El amanecer encontró a Orfeo y a mí en el obrador, rodeados de mesas aún manchadas de cacao y moldes apilados. No habíamos dormido casi nada. Entre confesiones, besos y silencios que decían más que cualquier palabra, el tiempo se deshizo como azúcar en agua caliente.
Orfeo me sirvió una taza de chocolate espeso, coronada con espuma blanca.
—¿Sabes? —dijo, tendiéndomela—. El cacao guarda un secreto: su amargura puede transformarse en dulzura si se mezcla con lo justo. Así es contigo, Álex. Contigo todo lo amargo de mi vida sabe distinto.
No supe responder. El calor de la taza en mis manos apenas alcanzaba a disimular el incendio que esas palabras habían encendido dentro de mí.
—No soy especial… —musité.
Él me miró con intensidad, como si quisiera arrancar esa idea de raíz.
—Lo eres para mí.
Su voz tembló al pronunciarlo. Y entonces comprendí que Orfeo Archer, tan firme ante todos, era humano y frágil conmigo.
Los días siguientes fueron una secuencia de descubrimientos. Compartíamos risas al volcar chocolate accidentalmente en la ropa, caminábamos juntos por las calles húmedas de la ciudad y, en las noches, Orfeo me enseñaba a identificar sabores con los ojos cerrados.
—Esto es cardamomo —decía, colocando un pequeño trozo en mis labios.
—Sabe a bosque y a invierno —respondía yo.
—Y esto es canela.
—Como una tarde de infancia.
Las risas se convertían en susurros, los susurros en caricias, y pronto las caricias en besos que me dejaban sin aire. La pasión crecía entre nosotros como el fuego en una hoguera bien alimentada: imposible de apagar.
Sin embargo, no todo podía ser perfecto.
La tarde en que Orfeo me invitó a acompañarlo a un evento social en el centro, sentí que entraba en un mundo que no era el mío. La sala estaba iluminada con lámparas de cristal, y los asistentes llevaban trajes de diseñador, relojes caros y sonrisas de conveniencia.
Yo, con mi chaqueta prestada por Karin, me sentía fuera de lugar. Fue entonces cuando apareció Damian Leclair. Alto, rubio oscuro, ojos verdes como cristal y un porte aristocrático que parecía hecho para dominar cualquier salón. Saludó a todos con familiaridad, hasta que sus ojos se posaron en Orfeo.
—Orfeo Archer… —pronunció su nombre como si lo saboreara—. No esperaba encontrarte aquí.
Orfeo tensó la mandíbula.
—Damian. Ha pasado tiempo.
Damian me miró apenas, como si yo fuese invisible.
—Veo que has traído compañía… curiosa. —Sonrió, arrogante— Pero supongo que nada serio. Tú siempre supiste lo que te corresponde.
El veneno de sus palabras me atravesó. Orfeo dio un paso hacia él.
—Álex es más de lo que jamás entenderás.
El aire se congeló. Damian arqueó una ceja y dejó escapar una carcajada suave.
—No es de tu clase, Orfeo. Y tú lo sabes. Puedes jugar un rato, pero todos terminan volviendo a su sitio.
Quise responder, defenderme, pero Orfeo fue más rápido. Me tomó de la mano, apretándola con fuerza, y replicó con voz firme:
—Mi sitio está con él.
Damian nos miró con desprecio, pero en el fondo de sus ojos brillaba algo más: un deseo posesivo, peligroso.
—Ya veremos, Archer. El tiempo siempre pone a cada quien donde debe estar.

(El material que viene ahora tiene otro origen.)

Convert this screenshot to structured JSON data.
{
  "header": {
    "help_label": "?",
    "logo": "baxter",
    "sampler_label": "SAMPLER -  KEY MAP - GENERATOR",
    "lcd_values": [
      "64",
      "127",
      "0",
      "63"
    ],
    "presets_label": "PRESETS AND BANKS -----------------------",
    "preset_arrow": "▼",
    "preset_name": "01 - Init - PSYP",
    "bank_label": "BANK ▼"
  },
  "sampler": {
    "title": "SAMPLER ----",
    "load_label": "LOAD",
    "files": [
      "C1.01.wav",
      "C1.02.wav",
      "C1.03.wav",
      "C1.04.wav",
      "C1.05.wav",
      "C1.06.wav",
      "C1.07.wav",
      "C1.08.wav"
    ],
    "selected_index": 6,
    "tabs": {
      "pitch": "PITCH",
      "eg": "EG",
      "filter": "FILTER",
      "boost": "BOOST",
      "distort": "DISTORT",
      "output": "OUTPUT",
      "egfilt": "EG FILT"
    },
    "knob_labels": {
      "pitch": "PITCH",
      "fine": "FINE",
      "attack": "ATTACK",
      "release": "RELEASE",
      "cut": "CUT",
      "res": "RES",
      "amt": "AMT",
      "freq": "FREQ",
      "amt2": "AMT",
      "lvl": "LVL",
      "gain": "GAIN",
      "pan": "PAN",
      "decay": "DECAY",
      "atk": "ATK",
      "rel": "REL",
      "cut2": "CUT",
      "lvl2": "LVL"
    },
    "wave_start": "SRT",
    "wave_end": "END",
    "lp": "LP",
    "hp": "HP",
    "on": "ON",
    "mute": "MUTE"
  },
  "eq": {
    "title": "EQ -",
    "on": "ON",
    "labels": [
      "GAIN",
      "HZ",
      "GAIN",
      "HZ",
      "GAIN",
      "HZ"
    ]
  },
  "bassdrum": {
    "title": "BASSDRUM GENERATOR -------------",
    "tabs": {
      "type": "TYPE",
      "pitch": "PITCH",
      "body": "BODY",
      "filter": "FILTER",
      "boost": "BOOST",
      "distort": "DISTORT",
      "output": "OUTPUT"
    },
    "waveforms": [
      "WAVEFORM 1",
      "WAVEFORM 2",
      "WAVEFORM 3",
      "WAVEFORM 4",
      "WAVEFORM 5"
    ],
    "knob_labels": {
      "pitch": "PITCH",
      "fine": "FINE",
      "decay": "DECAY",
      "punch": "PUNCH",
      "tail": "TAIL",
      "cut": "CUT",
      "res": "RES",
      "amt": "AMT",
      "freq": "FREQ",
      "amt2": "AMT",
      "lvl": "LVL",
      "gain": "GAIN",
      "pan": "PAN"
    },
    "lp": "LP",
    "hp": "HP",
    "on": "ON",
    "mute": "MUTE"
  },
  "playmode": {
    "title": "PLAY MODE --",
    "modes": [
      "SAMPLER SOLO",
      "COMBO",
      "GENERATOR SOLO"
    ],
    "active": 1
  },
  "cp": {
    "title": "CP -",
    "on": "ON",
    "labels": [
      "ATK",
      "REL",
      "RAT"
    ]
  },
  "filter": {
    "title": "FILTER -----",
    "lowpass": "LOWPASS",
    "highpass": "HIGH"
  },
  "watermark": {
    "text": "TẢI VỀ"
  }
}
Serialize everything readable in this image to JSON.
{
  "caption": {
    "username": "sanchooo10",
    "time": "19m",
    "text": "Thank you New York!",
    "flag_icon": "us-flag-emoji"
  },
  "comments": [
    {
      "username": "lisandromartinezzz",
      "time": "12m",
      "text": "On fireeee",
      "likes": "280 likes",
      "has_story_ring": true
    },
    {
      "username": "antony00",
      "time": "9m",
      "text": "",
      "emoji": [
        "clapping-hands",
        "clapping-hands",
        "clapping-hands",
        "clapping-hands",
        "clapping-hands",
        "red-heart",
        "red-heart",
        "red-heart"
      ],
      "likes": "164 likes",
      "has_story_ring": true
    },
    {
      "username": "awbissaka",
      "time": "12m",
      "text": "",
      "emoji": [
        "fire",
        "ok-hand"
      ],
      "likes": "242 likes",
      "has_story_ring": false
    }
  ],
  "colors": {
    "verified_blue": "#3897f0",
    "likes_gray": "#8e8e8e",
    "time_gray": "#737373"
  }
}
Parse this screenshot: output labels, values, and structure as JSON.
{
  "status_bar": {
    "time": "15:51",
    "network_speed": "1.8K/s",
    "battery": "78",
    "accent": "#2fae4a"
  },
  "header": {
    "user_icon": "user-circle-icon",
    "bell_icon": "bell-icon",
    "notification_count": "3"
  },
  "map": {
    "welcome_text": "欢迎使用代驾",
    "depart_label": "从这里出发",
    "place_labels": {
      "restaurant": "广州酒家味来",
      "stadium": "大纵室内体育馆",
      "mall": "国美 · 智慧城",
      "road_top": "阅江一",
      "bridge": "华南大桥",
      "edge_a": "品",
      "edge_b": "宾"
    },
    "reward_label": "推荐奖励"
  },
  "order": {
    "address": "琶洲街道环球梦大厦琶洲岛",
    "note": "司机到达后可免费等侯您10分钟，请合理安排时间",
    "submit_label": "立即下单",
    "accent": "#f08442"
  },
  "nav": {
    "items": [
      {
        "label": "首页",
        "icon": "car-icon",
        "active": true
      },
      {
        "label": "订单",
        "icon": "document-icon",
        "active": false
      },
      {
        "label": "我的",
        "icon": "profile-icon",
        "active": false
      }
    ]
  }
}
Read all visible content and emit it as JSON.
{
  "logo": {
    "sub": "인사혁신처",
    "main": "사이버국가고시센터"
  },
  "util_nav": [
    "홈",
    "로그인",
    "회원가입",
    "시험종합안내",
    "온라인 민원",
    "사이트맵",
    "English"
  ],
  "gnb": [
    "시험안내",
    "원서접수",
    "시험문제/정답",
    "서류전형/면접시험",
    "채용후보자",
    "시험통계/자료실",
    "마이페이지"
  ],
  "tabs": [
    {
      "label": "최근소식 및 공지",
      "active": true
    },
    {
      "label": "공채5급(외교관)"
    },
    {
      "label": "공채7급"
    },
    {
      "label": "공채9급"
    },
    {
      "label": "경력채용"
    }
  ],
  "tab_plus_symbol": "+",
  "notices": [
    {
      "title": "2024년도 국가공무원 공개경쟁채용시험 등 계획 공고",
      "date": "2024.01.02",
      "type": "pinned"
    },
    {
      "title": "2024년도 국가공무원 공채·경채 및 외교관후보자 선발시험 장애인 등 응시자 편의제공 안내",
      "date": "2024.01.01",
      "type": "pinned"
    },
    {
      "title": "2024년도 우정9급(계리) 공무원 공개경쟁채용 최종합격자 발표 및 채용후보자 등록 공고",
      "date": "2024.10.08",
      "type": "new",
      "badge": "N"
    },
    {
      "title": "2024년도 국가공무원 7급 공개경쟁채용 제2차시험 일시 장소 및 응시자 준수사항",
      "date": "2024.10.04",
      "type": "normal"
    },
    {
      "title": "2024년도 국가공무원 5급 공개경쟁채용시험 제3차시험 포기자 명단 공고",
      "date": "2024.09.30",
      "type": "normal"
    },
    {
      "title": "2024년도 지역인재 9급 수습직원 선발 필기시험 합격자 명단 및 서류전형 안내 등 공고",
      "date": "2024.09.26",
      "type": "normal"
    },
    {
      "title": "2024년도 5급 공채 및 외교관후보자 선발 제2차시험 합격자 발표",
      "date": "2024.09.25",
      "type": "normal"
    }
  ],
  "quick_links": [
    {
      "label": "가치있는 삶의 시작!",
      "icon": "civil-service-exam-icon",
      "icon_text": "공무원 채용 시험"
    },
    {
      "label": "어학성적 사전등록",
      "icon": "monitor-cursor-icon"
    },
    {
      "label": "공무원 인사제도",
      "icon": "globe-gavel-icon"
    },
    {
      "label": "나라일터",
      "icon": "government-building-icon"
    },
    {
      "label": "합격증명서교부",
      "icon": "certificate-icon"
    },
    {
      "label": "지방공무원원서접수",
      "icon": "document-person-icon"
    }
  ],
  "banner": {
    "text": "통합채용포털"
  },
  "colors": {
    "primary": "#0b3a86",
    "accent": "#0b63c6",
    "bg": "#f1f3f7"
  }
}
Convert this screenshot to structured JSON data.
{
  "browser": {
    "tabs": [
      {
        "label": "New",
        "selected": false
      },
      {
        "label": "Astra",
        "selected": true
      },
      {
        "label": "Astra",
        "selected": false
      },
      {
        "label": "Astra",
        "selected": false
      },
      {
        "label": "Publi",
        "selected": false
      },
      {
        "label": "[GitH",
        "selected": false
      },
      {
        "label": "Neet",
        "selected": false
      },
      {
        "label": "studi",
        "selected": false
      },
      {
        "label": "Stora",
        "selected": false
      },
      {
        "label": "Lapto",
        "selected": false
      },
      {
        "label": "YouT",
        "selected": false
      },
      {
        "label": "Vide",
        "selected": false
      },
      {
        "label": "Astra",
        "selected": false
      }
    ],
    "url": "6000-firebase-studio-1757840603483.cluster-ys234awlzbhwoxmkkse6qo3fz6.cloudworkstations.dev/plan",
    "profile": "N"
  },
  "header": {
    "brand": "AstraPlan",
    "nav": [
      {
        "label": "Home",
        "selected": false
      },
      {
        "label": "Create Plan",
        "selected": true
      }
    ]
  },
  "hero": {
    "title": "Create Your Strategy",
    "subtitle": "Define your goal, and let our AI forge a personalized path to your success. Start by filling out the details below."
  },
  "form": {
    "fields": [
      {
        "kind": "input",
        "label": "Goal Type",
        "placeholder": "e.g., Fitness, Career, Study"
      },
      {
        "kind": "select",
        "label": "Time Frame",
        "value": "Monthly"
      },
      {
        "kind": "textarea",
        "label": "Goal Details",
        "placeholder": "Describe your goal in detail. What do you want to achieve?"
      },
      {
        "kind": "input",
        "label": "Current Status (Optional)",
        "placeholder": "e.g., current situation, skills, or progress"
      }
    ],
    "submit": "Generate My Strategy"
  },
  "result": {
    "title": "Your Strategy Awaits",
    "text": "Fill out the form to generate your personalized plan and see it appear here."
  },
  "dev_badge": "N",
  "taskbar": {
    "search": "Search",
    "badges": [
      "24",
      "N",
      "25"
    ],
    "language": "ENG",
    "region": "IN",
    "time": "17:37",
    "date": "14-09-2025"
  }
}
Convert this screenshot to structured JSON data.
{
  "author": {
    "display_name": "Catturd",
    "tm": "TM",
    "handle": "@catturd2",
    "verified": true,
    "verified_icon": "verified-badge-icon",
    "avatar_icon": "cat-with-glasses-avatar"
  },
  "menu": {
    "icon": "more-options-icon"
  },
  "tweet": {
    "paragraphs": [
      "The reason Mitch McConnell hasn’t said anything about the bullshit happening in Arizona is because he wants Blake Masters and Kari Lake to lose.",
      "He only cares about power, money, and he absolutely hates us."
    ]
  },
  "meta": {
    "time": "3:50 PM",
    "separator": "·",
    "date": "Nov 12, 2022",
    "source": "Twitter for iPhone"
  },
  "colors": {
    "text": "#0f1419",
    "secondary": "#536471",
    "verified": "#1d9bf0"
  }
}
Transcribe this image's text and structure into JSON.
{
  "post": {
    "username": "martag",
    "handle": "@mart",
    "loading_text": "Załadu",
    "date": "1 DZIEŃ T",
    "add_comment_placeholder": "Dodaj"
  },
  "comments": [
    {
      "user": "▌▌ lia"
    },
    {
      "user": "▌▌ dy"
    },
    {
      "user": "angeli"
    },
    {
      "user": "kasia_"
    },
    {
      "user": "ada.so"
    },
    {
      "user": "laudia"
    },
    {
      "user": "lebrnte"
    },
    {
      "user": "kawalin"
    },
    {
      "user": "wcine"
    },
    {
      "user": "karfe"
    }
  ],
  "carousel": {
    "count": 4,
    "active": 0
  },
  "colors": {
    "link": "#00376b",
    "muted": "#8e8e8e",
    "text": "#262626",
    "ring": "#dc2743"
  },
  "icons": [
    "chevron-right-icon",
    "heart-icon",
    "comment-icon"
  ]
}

Esa noche, de regreso en Casa Archer, la rabia me golpeó más fuerte que nunca.
—No pertenezco a tu mundo, Orfeo —dije, separándome— Él tiene razón. Yo soy… yo no tengo nada.
Orfeo me sujetó por los hombros, obligándome a mirarlo.
—¡No vuelvas a decir eso! —su voz tembló, pero no de ira, sino de dolor— Tú eres lo único verdadero que tengo.
El silencio cayó entre nosotros. Y luego, Orfeo me besó con la urgencia de quien teme perderlo todo. El beso fue profundo, intenso, cargado de una promesa que ardía en la piel:
No voy a dejarte.
Cuando por fin se apartó, su frente quedó apoyada contra la mía.
—Álex, no me importa el mundo. Me importas tú. Si alguien se atreve a interponerse, aprenderá lo que significa desafiar a un Archer.
Mi corazón latía desbocado. Quise creerle, y lo hice.
Esa madrugada, mientras dormía en su casa por primera vez, desperté con un susurro en el oído. No era Orfeo.
Una voz desconocida, grave y venenosa, se deslizó en la oscuridad:
Él siempre me perteneció. Tú eres solo un intruso.
Al abrir los ojos, no había nadie en la habitación.